Hollard et al., Strong genetic admixture in the Altai at the Middle Bronze Age revealed by uniparental and ancestry informative markers, Forensic Science International: Genetics, published online 04 June 2014, doi:10.1016/j.fsigen.2014.05.012

Tuesday, May 13, 2014

PCA projection bias in ancient DNA studies

Many Principal Component Analyses (PCA) in papers on ancient genomes clearly suffer from projection bias. However, most people don't seem to understand this problem and the impact it can have on the interpretation of the data.

Here's a demonstration of this effect using two PCA. In the first PCA, La Brana-1, a Mesolithic genome from Iberia, was projected onto the PC eigenvectors computed with modern individuals from the HGDP. However, in the second PCA the ancient genome was run together with these samples. Note the clear difference between the two outcomes.

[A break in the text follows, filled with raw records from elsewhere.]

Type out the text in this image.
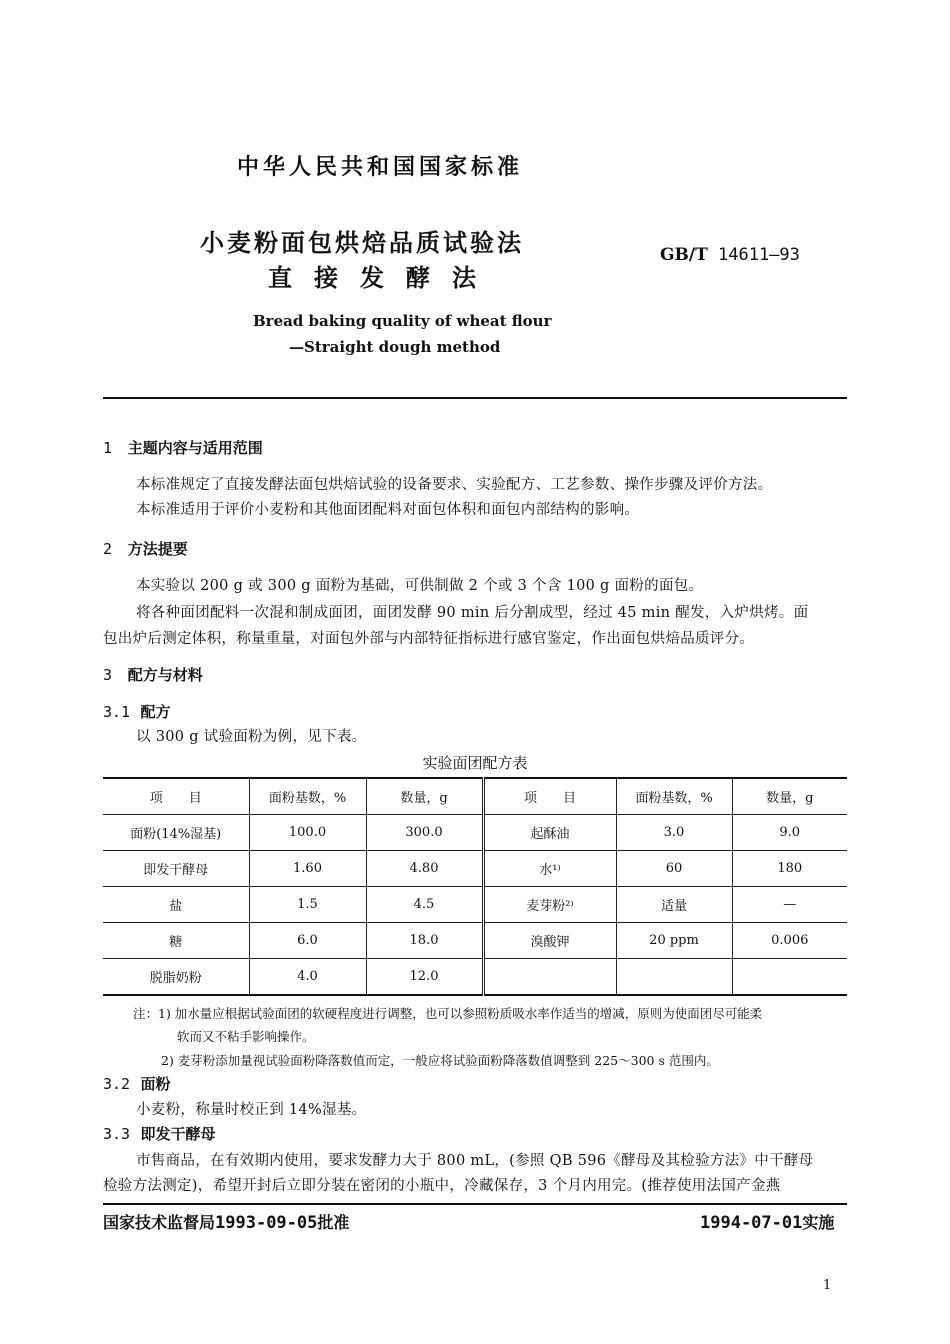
中华人民共和国国家标准
小麦粉面包烘焙品质试验法
直接发酵法
GB/T 14611—93
Bread baking quality of wheat flour
—Straight dough method
1 主题内容与适用范围
本标准规定了直接发酵法面包烘焙试验的设备要求、实验配方、工艺参数、操作步骤及评价方法。
本标准适用于评价小麦粉和其他面团配料对面包体积和面包内部结构的影响。
2 方法提要
本实验以 200 g 或 300 g 面粉为基础，可供制做 2 个或 3 个含 100 g 面粉的面包。
将各种面团配料一次混和制成面团，面团发酵 90 min 后分割成型，经过 45 min 醒发，入炉烘烤。面
包出炉后测定体积，称量重量，对面包外部与内部特征指标进行感官鉴定，作出面包烘焙品质评分。
3 配方与材料
3.1 配方
以 300 g 试验面粉为例，见下表。
实验面团配方表
项　　目	面粉基数，%	数量，g	项　　目	面粉基数，%	数量，g
面粉(14%湿基)	100.0	300.0	起酥油	3.0	9.0
即发干酵母	1.60	4.80	水¹⁾	60	180
盐	1.5	4.5	麦芽粉²⁾	适量	—
糖	6.0	18.0	溴酸钾	20 ppm	0.006
脱脂奶粉	4.0	12.0			
注：1) 加水量应根据试验面团的软硬程度进行调整，也可以参照粉质吸水率作适当的增减，原则为使面团尽可能柔
软而又不粘手影响操作。
2) 麦芽粉添加量视试验面粉降落数值而定，一般应将试验面粉降落数值调整到 225～300 s 范围内。
3.2 面粉
小麦粉，称量时校正到 14%湿基。
3.3 即发干酵母
市售商品，在有效期内使用，要求发酵力大于 800 mL，(参照 QB 596《酵母及其检验方法》中干酵母
检验方法测定)，希望开封后立即分装在密闭的小瓶中，冷藏保存，3 个月内用完。(推荐使用法国产金燕
国家技术监督局1993-09-05批准	1994-07-01实施
1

The second outcome does look a bit strange, but it's actually the correct one, because it's now an established fact that Mesolithic hunter-gatherers, like La Brana-1, were clearly outside the range of modern European, and indeed West Eurasian, genetic variation.

For a technical discussion of this problem, which is also sometimes known as "shrinkage", refer to Lee et al. 2012. To get an idea of the confusion that it can cause, see the discussion in the comments section under my last blog post:

More info on two Thracian genomes from Iron Age Bulgaria + a complaint

The above experiment with La Brana-1 was run with PLINK 2, which is freely available here, using just over 16K SNPs. Only markers with a read depth of 4x or higher were considered, and the marker set was further pruned to account for no-calls (--geno 0.005), LD (--indep-pairwise 200 25 0.4), and minor allele frequency (--maf 0.05).